Fortunately, there is an option called Distribution Preference that can be configured on the Service IP. For this particular configuration, that has both the Service IP and Boot IP on the same interface, we want to Disable Firstalias.

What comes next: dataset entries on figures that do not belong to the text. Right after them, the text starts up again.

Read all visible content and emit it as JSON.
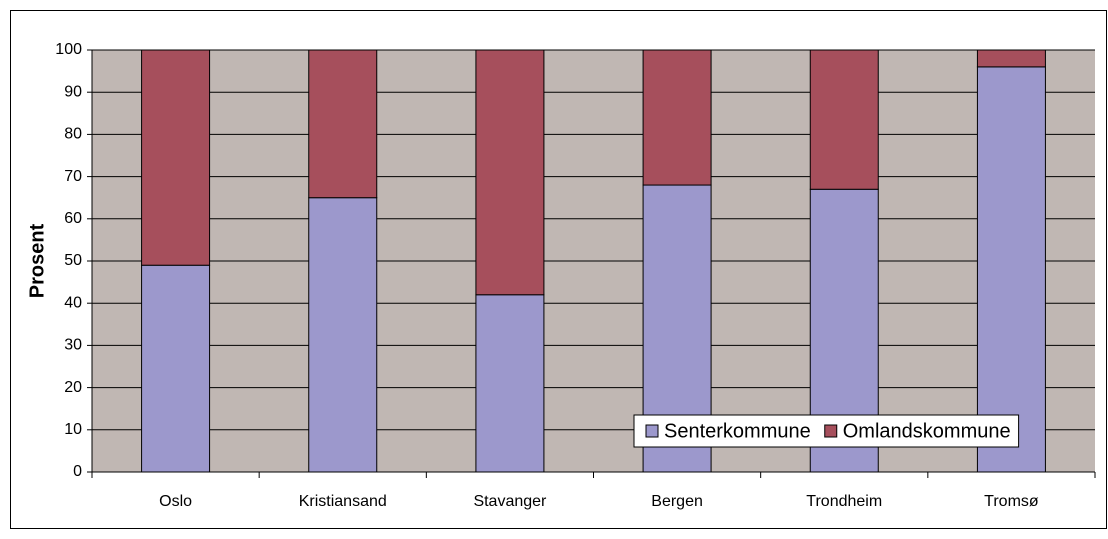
{
  "chart_data": {
    "type": "stacked_bar",
    "categories": [
      "Oslo",
      "Kristiansand",
      "Stavanger",
      "Bergen",
      "Trondheim",
      "Tromsø"
    ],
    "series": [
      {
        "name": "Senterkommune",
        "color": "#9c98cc",
        "values": [
          49,
          65,
          42,
          68,
          67,
          96
        ]
      },
      {
        "name": "Omlandskommune",
        "color": "#a64f5c",
        "values": [
          51,
          35,
          58,
          32,
          33,
          4
        ]
      }
    ],
    "y_label": "Prosent",
    "ylim": [
      0,
      100
    ],
    "yticks": [
      0,
      10,
      20,
      30,
      40,
      50,
      60,
      70,
      80,
      90,
      100
    ],
    "grid": true,
    "legend": "lower right"
  }
}
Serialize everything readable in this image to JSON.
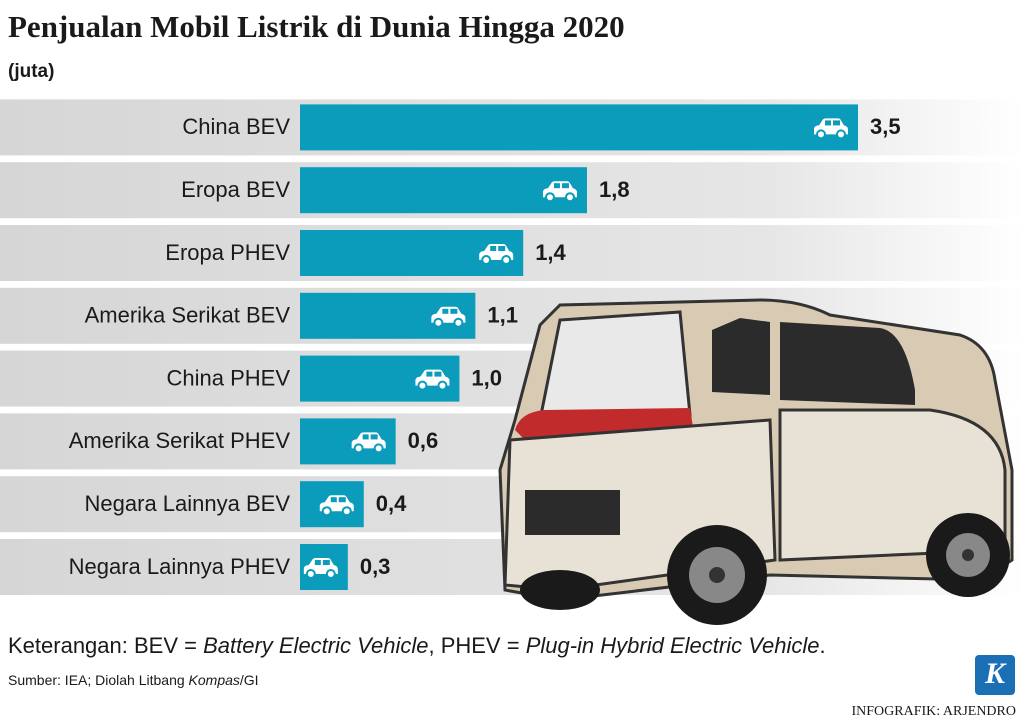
{
  "chart_data": {
    "type": "bar",
    "orientation": "horizontal",
    "title": "Penjualan Mobil Listrik di Dunia Hingga 2020",
    "subtitle": "(juta)",
    "categories": [
      "China BEV",
      "Eropa BEV",
      "Eropa PHEV",
      "Amerika Serikat BEV",
      "China PHEV",
      "Amerika Serikat PHEV",
      "Negara Lainnya BEV",
      "Negara Lainnya PHEV"
    ],
    "values": [
      3.5,
      1.8,
      1.4,
      1.1,
      1.0,
      0.6,
      0.4,
      0.3
    ],
    "value_labels": [
      "3,5",
      "1,8",
      "1,4",
      "1,1",
      "1,0",
      "0,6",
      "0,4",
      "0,3"
    ],
    "color": "#0b9bbb",
    "note": [
      "Keterangan: BEV = ",
      "Battery Electric Vehicle",
      ", PHEV = ",
      "Plug-in Hybrid Electric Vehicle",
      "."
    ],
    "source": [
      "Sumber: IEA; Diolah Litbang ",
      "Kompas",
      "/GI"
    ],
    "credit": "INFOGRAFIK: ARJENDRO",
    "logo": "K"
  }
}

For the change to reflect across the cluster nodes, we need to Verify and Synchronize Cluster Configuration, and then bring that particular resource group offline, and the back online.
You can find the option using the following fastpath: smitty cm_service_ip
, or drilling down the following menu options.
1
2
3
4
Cluster Applications and Resources
> Resources
> Configure Service IP Labels/Addresses
> Configure Service IP Labels/Address Distribution Preference
After making the change, the order of the IP aliases within the powerha1 node look like this.
1
2
3
4
5
6
7
8
9
10
11
12
13
14
15
16
17
18
19
20
21
22
23
24
powerha1# ifconfig -a
en0: flags=1e084863,104c0<UP,BROADCAST,NOTRAILERS,RUNNING,SIMPLEX,MULTICAST,GROUPRT,64BIT,CHECKSUM_OFFLOAD(ACTIVE),LARGESEND,CHAIN>
inet 10.10.10.101 netmask 0xffffff00 broadcast 10.10.10.255
inet 10.10.10.102 netmask 0xffffff00 broadcast 10.10.10.255
tcp_sendspace 262144 tcp_recvspace 262144 rfc1323 1
lo0: flags=e08084b,c0<UP,BROADCAST,LOOPBACK,RUNNING,SIMPLEX,MULTICAST,GROUPRT,64BIT,LARGESEND,CHAIN>
inet 127.0.0.1 netmask 0xff000000 broadcast 127.255.255.255
tcp_sendspace 131072 tcp_recvspace 131072 rfc1323 1
powerha1# traceroute nim
trying to get source for nim
source should be 10.10.10.101
traceroute to nim (10.10.10.100) from 10.10.10.101 (10.10.10.101), 30 hops max
outgoing MTU = 1500
1 10.10.10.252 (10.10.10.252) 2 ms 1 ms 2 ms
2 nim (10.10.10.100) 1 ms 1 ms 1 ms
powerha1# netstat -in
Name Mtu Network Address Ipkts Ierrs Opkts Oerrs Coll
en0 1500 link#2 1a.d8.5f.87.26.15 82006462 0 34814141 0 0
en0 1500 10.10.10 10.10.10.101 82006462 0 34814141 0 0
en0 1500 10.10.10 10.10.10.102 82006462 0 34814141 0 0
lo0 16896 link#1 2430058 0 2430058 0 0
lo0 16896 127 127.0.0.1 2430058 0 2430058 0 0
After this change, both PowerHA SystemMirror cluster nodes successfully take NIM mksysb backups. Thanks goes out to Chris Gibson @cgibbo in helping resolve this issue.